What’s the best way of spending an extra £2bn to boost housing output? Is it really to give every first-time buyer couple a lump sum of up to £6,000?
George Osborne has committed future governments to spend £2,165 millions over the next five years to subsidise first-time buyers towards building their deposits. This is a new spending commitment: the Office of Budget Responsibility has already flagged it up as one of only five ‘very high risk’ Budget proposals, and it’s the most expensive of the five. The cost estimate is little more than a shot in the dark – if you’re giving money away from a supposedly bottomless pot, how can you possibly know how many people will want to dip into it?
It’s not as if this is the only ruse by the Chancellor which is stacking up commitments for future governments. As the UK Housing Review 2015 shows for the first time, the measures to boost the house market or subsidise developers were already due to clock up a massive figure over the period to 2020. The Budget give-away (sorry, ‘Help to Buy ISA’) brings the total commitment in terms of grants, loans and guarantees to a staggering £33bn. As Jules Birch asked in his live blog on the Budget, what would the reaction have been when the government first proposed equity loans (Help to Buy 1) and mortgage guarantees (Help to Buy 2), if it had said the next stage would be to give people free money?

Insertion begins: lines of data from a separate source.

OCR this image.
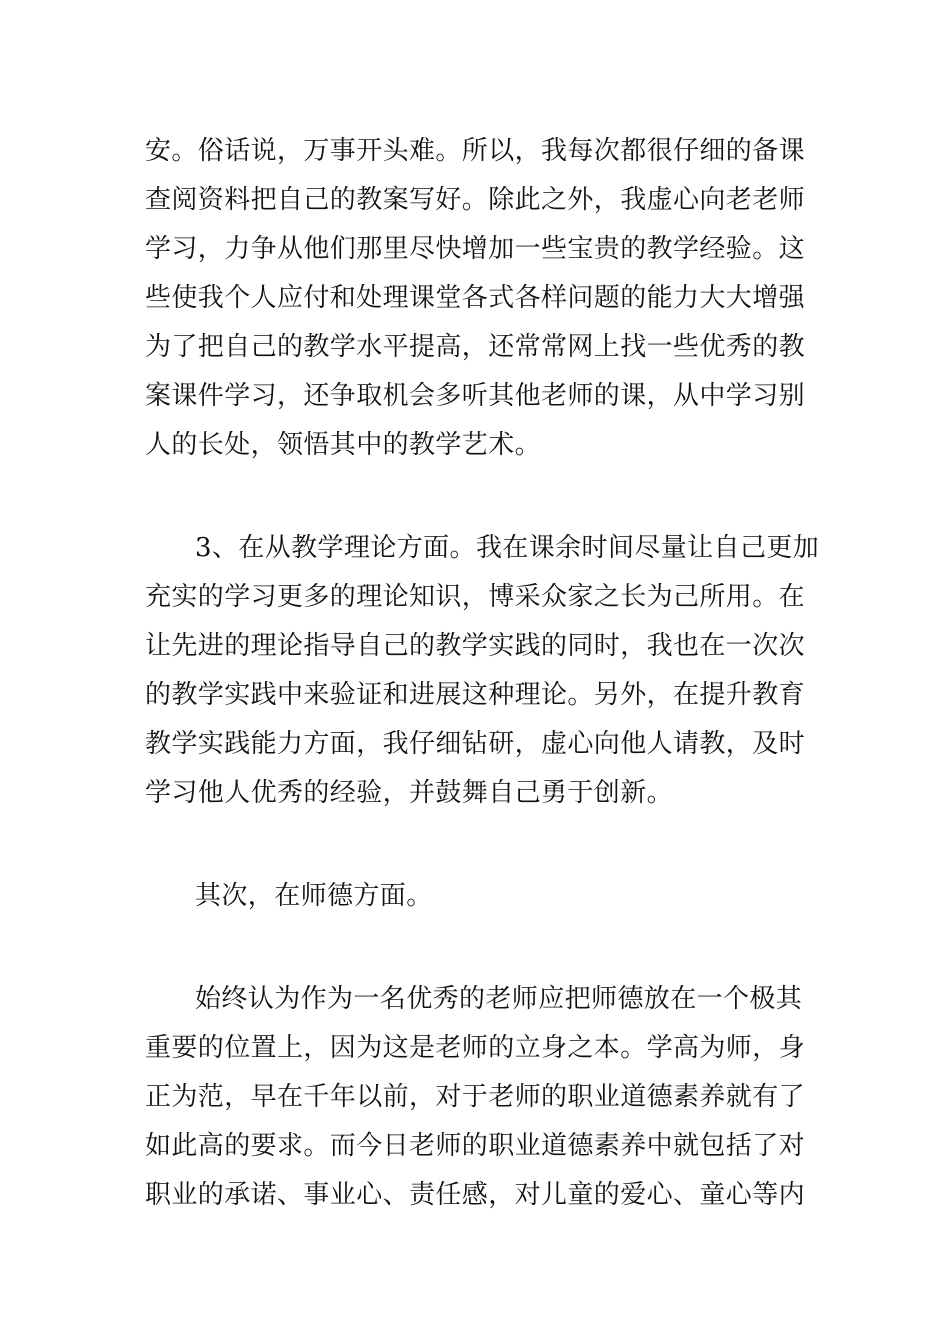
安。俗话说，万事开头难。所以，我每次都很仔细的备课
查阅资料把自己的教案写好。除此之外，我虚心向老老师
学习，力争从他们那里尽快增加一些宝贵的教学经验。这
些使我个人应付和处理课堂各式各样问题的能力大大增强
为了把自己的教学水平提高，还常常网上找一些优秀的教
案课件学习，还争取机会多听其他老师的课，从中学习别
人的长处，领悟其中的教学艺术。
3、在从教学理论方面。我在课余时间尽量让自己更加
充实的学习更多的理论知识，博采众家之长为己所用。在
让先进的理论指导自己的教学实践的同时，我也在一次次
的教学实践中来验证和进展这种理论。另外，在提升教育
教学实践能力方面，我仔细钻研，虚心向他人请教，及时
学习他人优秀的经验，并鼓舞自己勇于创新。
其次，在师德方面。
始终认为作为一名优秀的老师应把师德放在一个极其
重要的位置上，因为这是老师的立身之本。学高为师，身
正为范，早在千年以前，对于老师的职业道德素养就有了
如此高的要求。而今日老师的职业道德素养中就包括了对
职业的承诺、事业心、责任感，对儿童的爱心、童心等内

It so happens that the sums now being allocated towards boosting the market are precisely double the total of grants, loans and guarantees for building affordable homes (£16.5bn). Furthermore, just looking at grants alone, the ISA scheme means that the government is now committed to direct spending over £2.7bn on the private market. To put this in perspective, this is equal to 58% of the commitment in grant over the same period to the Affordable Homes Programme (£4.7bn). Is Osborne really saying that handing over dollops of cash to first-time buyers can be justified, while the supposed need to tackle the deficit is forcing down direct investment in affordable house building to its lowest level for more than a decade?
This not only makes nonsense of government arguments about austerity, it also shows yet again that the government favours the better-off, as of course the scheme will dispense money in inverse proportion to need. Why? – because the lucky couples who have the incomes (or the bank of mum and dad) that enable them to save the maximum of £24,000 will hit the jackpot – £6,000 – in terms of government subsidy towards their deposit. It is not difficult to see that the scheme might be so attractive that it costs much more than the amount budgeted for it, perhaps forcing a cut in the already depleted Affordable Homes Programme.
And to make the most obvious point last, if a tranche of first-time buyers suddenly has access to bigger deposits, while supply of new housing continues to stagnate, the likely effect is a boost in house prices. In other words, while some lucky ISA holders will now get onto the property ladder, for those who can’t save as much it will be even more difficult than before to buy their first home. Given evidence from Zoopla that the current Help to Buy scheme is already feeding higher prices while having little effect on supply, this outcome seems inevitable. But perhaps this is just what Osborne quietly wants to achieve?
It’s perhaps not surprising in an election period that the government has given up on rational attempts to increase house building in favour of making promises of free money. But as Jan Crosby of accountants KPMG cryptically commented: “It would be better to have an ISA to help fund the building of new homes – not the buying of them.” Indeed. However, a future Labour government could do even better, it could put this money towards bringing housing investment back up to the levels achieved in 2010, as Red Brick has just argued. Someone has to call a halt to this housing market madness, who will have the guts to at least describe it as what it is?